In Charlotte’s Web, the spider gives her full name as “Charlotte A. Cavatica”, revealing her as a barn spider, an orb-weaver with the scientific name Araneus cavaticus. [1]
Charlotte’s Web is a book of children’s literature by American author E.B. White and illustrated by Garth Williams. It is considered a classic of children’s literature, enjoyed by adults as well as children.

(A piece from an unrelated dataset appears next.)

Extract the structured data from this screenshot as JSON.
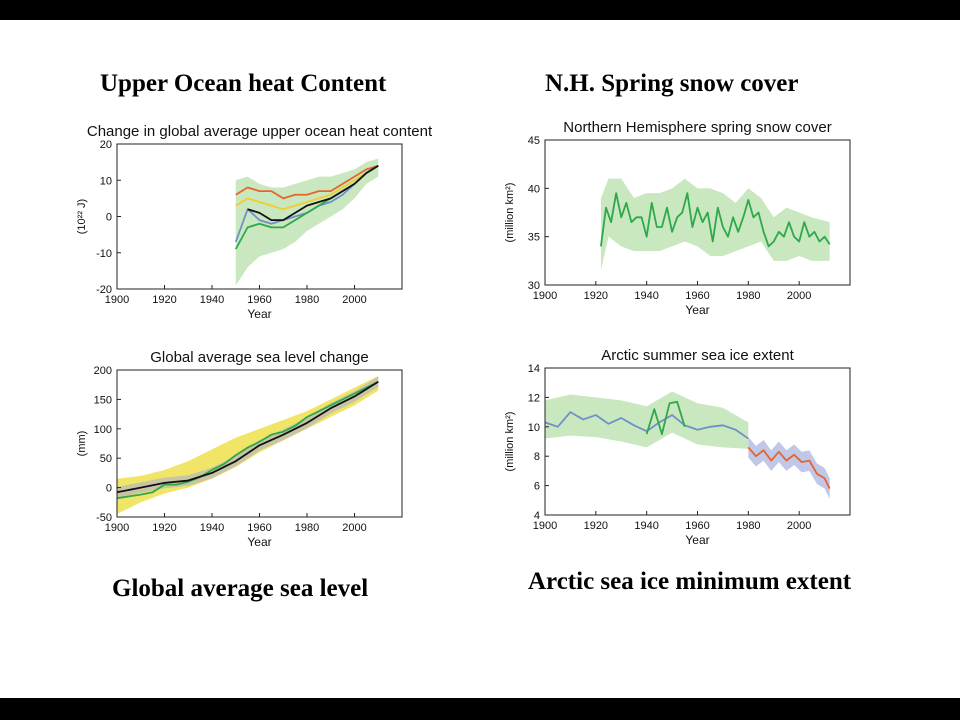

The novel tells the story of a pig named Wilbur and his friendship with a barn spider named Charlotte who lives in the doorway of Wilbur’s pigpen. When Wilbur is in danger of being slaughtered, Charlotte convinces everyone he is special by spinning words in her web that seem like miracles and this persuades the farmer to let him live. Wilbur and Charlotte despite their differences, show loyalty, devotion, and self-sacrifice within their relationship.
Charlotte’s Web appealed to both children and adults. In her 1952 review in The New York Times, Eudora Welty wrote that it was “just about perfect, and just about magical in the way it is done.”
The book achieved immediate popularity, is regarded as a classic children’s work, and received the John Newbery Medal in 1953. In 1999, Time Magazine named Charlotte’s Web the best children’s book of the 20th century, and in 2000, Publishers Weekly listed the book as the best-selling children’s paperback of all time.
Charlotte’s Web was adapted into an animated feature of the same name in 1973 by Hanna-Barbera Productions and Sagittarius Productions.